Treasury stock definition

What is Treasury Stock?

Treasury stock is shares in a company that the issuer has reacquired. The issuing company may then retire the stock or resell it at a later date. When calculating the number of shares issued and outstanding, which are reported in a company's financial statements, treasury stock is classified as issued, but it is not outstanding. Treasury stock is also not included in the calculation of a company's earnings per share, does not pay a dividend, and does not have a vote at a shareholders' meeting. The amount of cash paid to buy back treasury stock is recorded in a contra equity account that appears in the equity section of the balance sheet.

Advantages of Treasury Stock

Companies buy back shares in order to prop up their stock price by creating artificial demand. A stock buy back is also useful for transferring money to shareholders without using a dividend.
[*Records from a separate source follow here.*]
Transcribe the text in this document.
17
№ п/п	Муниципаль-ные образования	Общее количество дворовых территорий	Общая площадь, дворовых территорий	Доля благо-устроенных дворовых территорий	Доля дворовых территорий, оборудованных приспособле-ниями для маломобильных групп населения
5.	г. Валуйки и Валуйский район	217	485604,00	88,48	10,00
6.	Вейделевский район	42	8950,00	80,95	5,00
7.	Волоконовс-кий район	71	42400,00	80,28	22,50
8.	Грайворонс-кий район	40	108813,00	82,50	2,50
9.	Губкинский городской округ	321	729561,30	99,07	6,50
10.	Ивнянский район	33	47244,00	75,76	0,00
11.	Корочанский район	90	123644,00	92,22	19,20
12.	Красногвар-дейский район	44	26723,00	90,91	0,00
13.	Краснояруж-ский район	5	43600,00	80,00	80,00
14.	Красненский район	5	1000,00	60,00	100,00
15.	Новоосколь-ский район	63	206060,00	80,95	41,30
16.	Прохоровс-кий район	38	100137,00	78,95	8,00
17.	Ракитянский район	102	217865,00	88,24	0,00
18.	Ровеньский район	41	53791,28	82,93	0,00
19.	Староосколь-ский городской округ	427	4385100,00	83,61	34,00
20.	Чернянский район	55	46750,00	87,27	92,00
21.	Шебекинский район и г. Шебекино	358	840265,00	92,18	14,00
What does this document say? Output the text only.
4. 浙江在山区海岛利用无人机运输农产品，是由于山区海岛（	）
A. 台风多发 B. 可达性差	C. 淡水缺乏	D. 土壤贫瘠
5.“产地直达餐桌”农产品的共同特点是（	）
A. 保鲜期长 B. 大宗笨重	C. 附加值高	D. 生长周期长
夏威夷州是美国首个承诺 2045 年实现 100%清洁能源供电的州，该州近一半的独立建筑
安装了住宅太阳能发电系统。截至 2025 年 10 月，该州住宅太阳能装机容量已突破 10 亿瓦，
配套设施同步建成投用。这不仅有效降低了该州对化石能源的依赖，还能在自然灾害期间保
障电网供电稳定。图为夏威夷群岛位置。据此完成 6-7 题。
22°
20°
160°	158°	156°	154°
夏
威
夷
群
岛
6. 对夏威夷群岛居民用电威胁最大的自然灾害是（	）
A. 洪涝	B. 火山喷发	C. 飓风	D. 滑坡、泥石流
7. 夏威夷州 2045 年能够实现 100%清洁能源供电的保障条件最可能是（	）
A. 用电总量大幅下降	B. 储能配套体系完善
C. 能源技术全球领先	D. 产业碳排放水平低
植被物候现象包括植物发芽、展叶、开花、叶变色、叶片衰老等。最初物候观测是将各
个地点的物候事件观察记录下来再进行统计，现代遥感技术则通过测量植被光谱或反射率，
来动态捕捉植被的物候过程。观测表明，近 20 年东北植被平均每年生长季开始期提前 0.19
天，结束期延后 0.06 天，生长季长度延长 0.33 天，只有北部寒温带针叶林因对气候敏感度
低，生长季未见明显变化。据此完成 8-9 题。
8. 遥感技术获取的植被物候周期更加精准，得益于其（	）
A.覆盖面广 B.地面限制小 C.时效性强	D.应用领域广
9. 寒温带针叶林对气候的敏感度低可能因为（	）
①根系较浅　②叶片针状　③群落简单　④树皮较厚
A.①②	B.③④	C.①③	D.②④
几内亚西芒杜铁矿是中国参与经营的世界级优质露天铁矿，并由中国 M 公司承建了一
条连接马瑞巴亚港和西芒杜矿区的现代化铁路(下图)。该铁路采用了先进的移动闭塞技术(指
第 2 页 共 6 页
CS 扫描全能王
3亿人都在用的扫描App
Certain investors may demand a stock buyback, if they believe that a company is not properly deploying its available funds. Yet another reason to repurchase shares is to eliminate the holdings of smaller investors, so that a public company can reduce the total number of investors and thereby take itself private.

Disadvantages of Treasury Stock

A business that buys back shares usually does so because it has excess cash. This situation most commonly arises when a firm is experiencing robust financial performance; this being the case, its share price is probably quite high. Buying shares at a high price is not an efficient use of company resources, since it does not result in many shares being retired in exchange for the amount of cash being paid out.